The extreme heat in April which impacted Pakistan & India was part of a huge region of anomalous warmth which reached from Equatorial Africa all the way to the Arctic. pic.twitter.com/JssILtjPGt— Scott Duncan (@ScottDuncanWX) May 4, 2022
Because of the heat wave, India’s wheat crop is expected to be 4% lower than the 2021 harvest, breaking a string of five consecutive record harvests. Even with the heat wave, India’s wheat exports could beat last year’s shipments, helping replace the lack of wheat exports from Ukraine and Russia this year. However, some traders project that export restrictions may occur in India because of the heat wave.

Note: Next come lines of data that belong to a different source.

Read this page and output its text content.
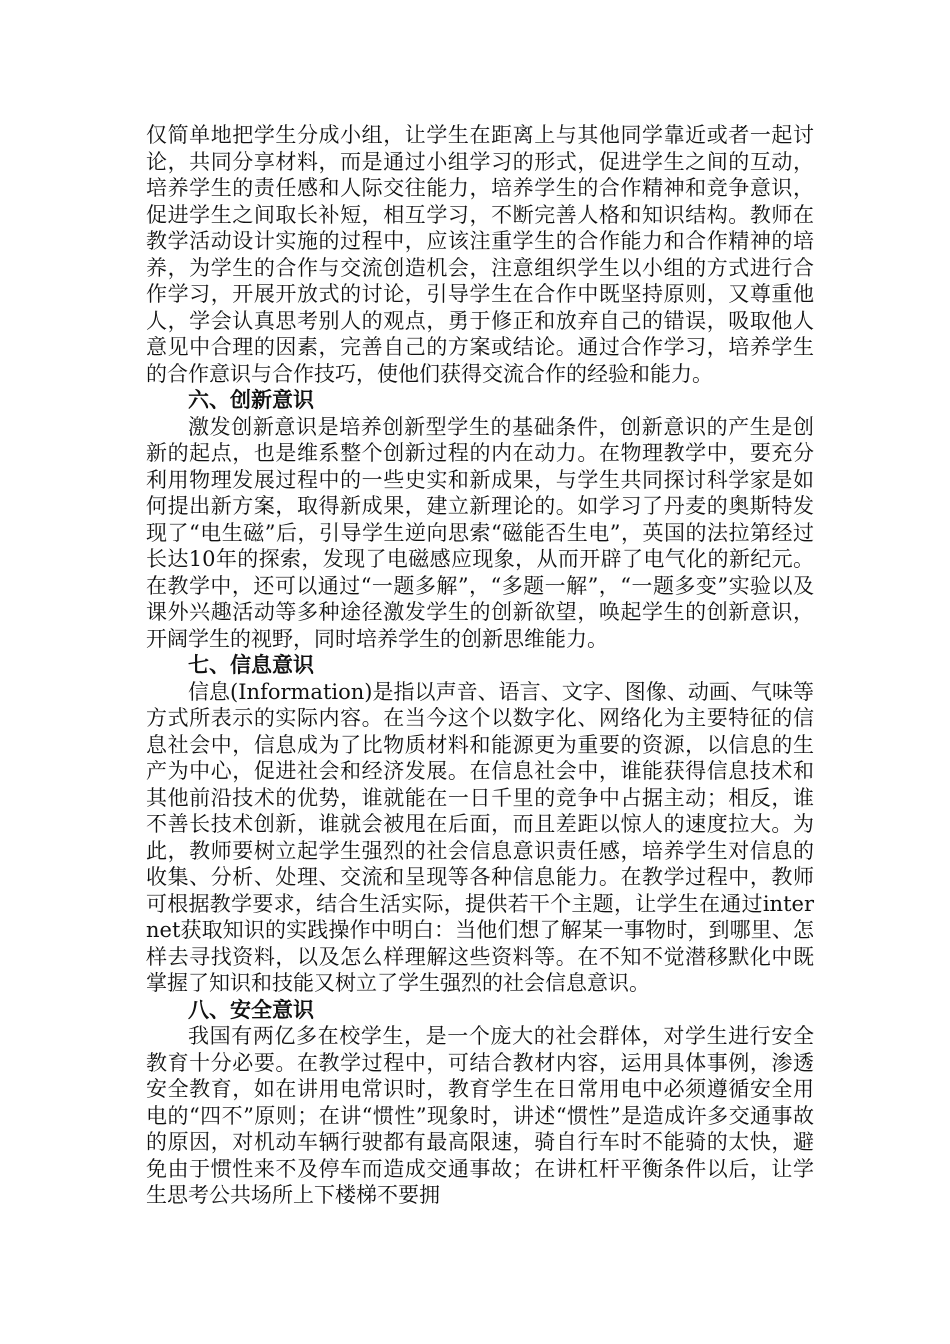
仅简单地把学生分成小组，让学生在距离上与其他同学靠近或者一起讨论，共同分享材料，而是通过小组学习的形式，促进学生之间的互动，培养学生的责任感和人际交往能力，培养学生的合作精神和竞争意识，促进学生之间取长补短，相互学习，不断完善人格和知识结构。教师在教学活动设计实施的过程中，应该注重学生的合作能力和合作精神的培养，为学生的合作与交流创造机会，注意组织学生以小组的方式进行合作学习，开展开放式的讨论，引导学生在合作中既坚持原则，又尊重他人，学会认真思考别人的观点，勇于修正和放弃自己的错误，吸取他人意见中合理的因素，完善自己的方案或结论。通过合作学习，培养学生的合作意识与合作技巧，使他们获得交流合作的经验和能力。

六、创新意识

激发创新意识是培养创新型学生的基础条件，创新意识的产生是创新的起点，也是维系整个创新过程的内在动力。在物理教学中，要充分利用物理发展过程中的一些史实和新成果，与学生共同探讨科学家是如何提出新方案，取得新成果，建立新理论的。如学习了丹麦的奥斯特发现了“电生磁”后，引导学生逆向思索“磁能否生电”，英国的法拉第经过长达10年的探索，发现了电磁感应现象，从而开辟了电气化的新纪元。在教学中，还可以通过“一题多解”，“多题一解”，“一题多变”实验以及课外兴趣活动等多种途径激发学生的创新欲望，唤起学生的创新意识，开阔学生的视野，同时培养学生的创新思维能力。

七、信息意识

信息(Information)是指以声音、语言、文字、图像、动画、气味等方式所表示的实际内容。在当今这个以数字化、网络化为主要特征的信息社会中，信息成为了比物质材料和能源更为重要的资源，以信息的生产为中心，促进社会和经济发展。在信息社会中，谁能获得信息技术和其他前沿技术的优势，谁就能在一日千里的竞争中占据主动；相反，谁不善长技术创新，谁就会被甩在后面，而且差距以惊人的速度拉大。为此，教师要树立起学生强烈的社会信息意识责任感，培养学生对信息的收集、分析、处理、交流和呈现等各种信息能力。在教学过程中，教师可根据教学要求，结合生活实际，提供若干个主题，让学生在通过internet获取知识的实践操作中明白：当他们想了解某一事物时，到哪里、怎样去寻找资料，以及怎么样理解这些资料等。在不知不觉潜移默化中既掌握了知识和技能又树立了学生强烈的社会信息意识。

八、安全意识

我国有两亿多在校学生，是一个庞大的社会群体，对学生进行安全教育十分必要。在教学过程中，可结合教材内容，运用具体事例，渗透安全教育，如在讲用电常识时，教育学生在日常用电中必须遵循安全用电的“四不”原则；在讲“惯性”现象时，讲述“惯性”是造成许多交通事故的原因，对机动车辆行驶都有最高限速，骑自行车时不能骑的太快，避免由于惯性来不及停车而造成交通事故；在讲杠杆平衡条件以后，让学生思考公共场所上下楼梯不要拥
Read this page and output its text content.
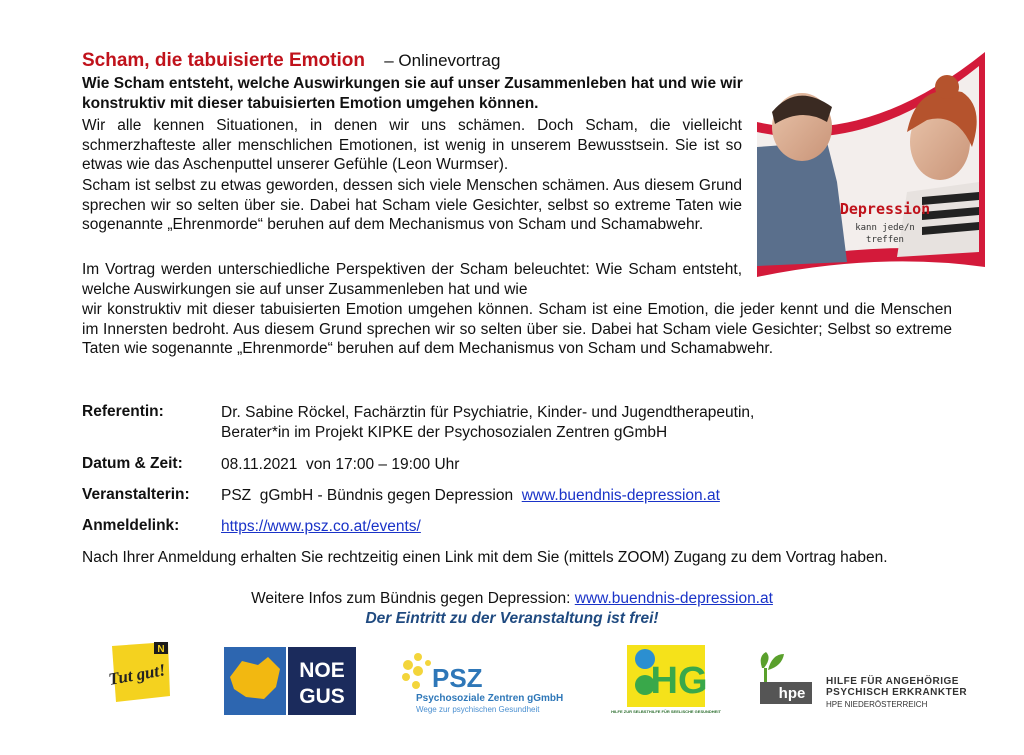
Scham, die tabuisierte Emotion – Onlinevortrag
Wie Scham entsteht, welche Auswirkungen sie auf unser Zusammenleben hat und wie wir konstruktiv mit dieser tabuisierten Emotion umgehen können.
Wir alle kennen Situationen, in denen wir uns schämen. Doch Scham, die vielleicht schmerzhafteste aller menschlichen Emotionen, ist wenig in unserem Bewusstsein. Sie ist so etwas wie das Aschenputtel unserer Gefühle (Leon Wurmser).
Scham ist selbst zu etwas geworden, dessen sich viele Menschen schämen. Aus diesem Grund sprechen wir so selten über sie. Dabei hat Scham viele Gesichter, selbst so extreme Taten wie sogenannte „Ehrenmorde“ beruhen auf dem Mechanismus von Scham und Schamabwehr.
Im Vortrag werden unterschiedliche Perspektiven der Scham beleuchtet: Wie Scham entsteht, welche Auswirkungen sie auf unser Zusammenleben hat und wie
wir konstruktiv mit dieser tabuisierten Emotion umgehen können. Scham ist eine Emotion, die jeder kennt und die Menschen im Innersten bedroht. Aus diesem Grund sprechen wir so selten über sie. Dabei hat Scham viele Gesichter; Selbst so extreme Taten wie sogenannte „Ehrenmorde“ beruhen auf dem Mechanismus von Scham und Schamabwehr.
Depression
kann jede/n
treffen
Referentin:	Dr. Sabine Röckel, Fachärztin für Psychiatrie, Kinder- und Jugendtherapeutin,
Berater*in im Projekt KIPKE der Psychosozialen Zentren gGmbH
Datum & Zeit: 08.11.2021  von 17:00 – 19:00 Uhr
Veranstalterin: PSZ  gGmbH - Bündnis gegen Depression www.buendnis-depression.at
Anmeldelink:	https://www.psz.co.at/events/
Nach Ihrer Anmeldung erhalten Sie rechtzeitig einen Link mit dem Sie (mittels ZOOM) Zugang zu dem Vortrag haben.
Weitere Infos zum Bündnis gegen Depression: www.buendnis-depression.at
Der Eintritt zu der Veranstaltung ist frei!
N
Tut gut!	NOE
GUS
PSZ
Psychosoziale Zentren gGmbH
Wege zur psychischen Gesundheit
HG
HILFE ZUR SELBSTHILFE FÜR SEELISCHE GESUNDHEIT
hpe
HILFE FÜR ANGEHÖRIGE
PSYCHISCH ERKRANKTER
HPE NIEDERÖSTERREICH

‘Unsurvivable’ heat occurred during the heat wave
While the heat index – which measures heat stress due to high temperatures combined with high humidity – is often used to quantify dangerous heat, a more precise measure of heat stress is the wet-bulb temperature, which can be measured by putting a wet cloth around the bulb of a thermometer and then blowing air across the cloth. The wet-bulb temperature increases with increasing temperature and humidity and is a measure of “mugginess.”
Since human skin temperature averages close to 35 degrees Celsius (95°F), wet-bulb temperatures above that critical value prevent all people from dispelling internal heat, leading to fatal consequences within six hours, even for healthy people in well-ventilated conditions. The U.S. National Weather Service defines the “Danger” threshold for wet-bulb at 24.6 degrees Celsius (76.3°F), and “Extreme Danger” at 29.1 degrees Celsius (84.4°F), assuming a 45% relative humidity.